Diese Strategie erfordert Investitionen. Die Einkaufsgalerie des Ritz, die Luxusmarken vereint, bleibt ein seltenes kommerzielles Asset unter den Palästen. Sie generiert zusätzliche Einnahmen und verankert den Palace im Ökosystem des hochwertigen Shoppings an der Place Vendôme.

Place Vendôme und die Palace-Distinktion: was das Ritz gegenüber neuen Mitbewerbern verteidigt
Die Auszeichnung “Palace”, die von Atout France verliehen wird, ist kein einfaches Label. Sie stellt strenge Kriterien in Bezug auf Service, Gastronomie und Ausstattung auf. Das Ritz hat sie erhalten und behält sie, was es in einen exklusiven Club neben dem Bristol, dem George V oder dem Plaza Athénée einreiht.

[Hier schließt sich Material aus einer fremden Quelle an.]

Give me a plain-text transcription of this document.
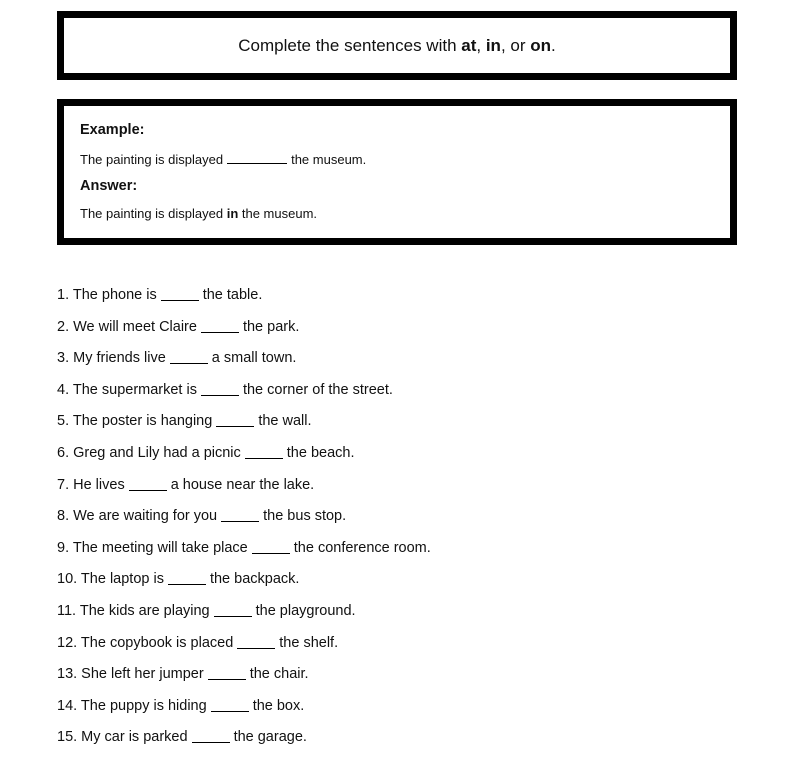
Complete the sentences with at, in, or on.
Example:
The painting is displayed	the museum.
Answer:
The painting is displayed in the museum.
1. The phone is	the table.
2. We will meet Claire	the park.
3. My friends live	a small town.
4. The supermarket is	the corner of the street.
5. The poster is hanging	the wall.
6. Greg and Lily had a picnic	the beach.
7. He lives	a house near the lake.
8. We are waiting for you	the bus stop.
9. The meeting will take place	the conference room.
10. The laptop is	the backpack.
11. The kids are playing	the playground.
12. The copybook is placed	the shelf.
13. She left her jumper	the chair.
14. The puppy is hiding	the box.
15. My car is parked	the garage.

Die Lage an der Place Vendôme verleiht dem Ritz einen Vorteil, den Geld allein nicht kaufen kann. Ein neuer Investor kann ein Haussmann-Gebäude renovieren, einen Sternekoch einstellen, ein Referenz-Spa einrichten. Er kann jedoch nicht die Geschichte eines Hauses neu erschaffen, das 1898 von César Ritz eröffnet wurde, wo Coco Chanel jahrzehntelang lebte.
Die Erben Al-Fayed wissen das. Ihre größte Herausforderung besteht nicht darin, in der Anzahl der Suiten oder der Spa-Fläche mit den Palästen, die an Staatsfonds angeschlossen sind, zu konkurrieren. Es geht darum, das zu bewahren, was das Ritz unersetzlich macht: ein kulturelles Erbe, das sich nicht duplizieren lässt, selbst mit Milliarden.
Die Frage nach dem Verkauf des Ritz taucht regelmäßig in der Fachpresse auf. Bis heute hat keine offizielle Ankündigung einen Verkauf bestätigt. Solange die Familie das Eigentum behält, hat der Palace diese Besonderheit: ein Ort, dessen Schicksal von einem Familiennamen abhängt, nicht von einem Vorstand in Doha oder Riad.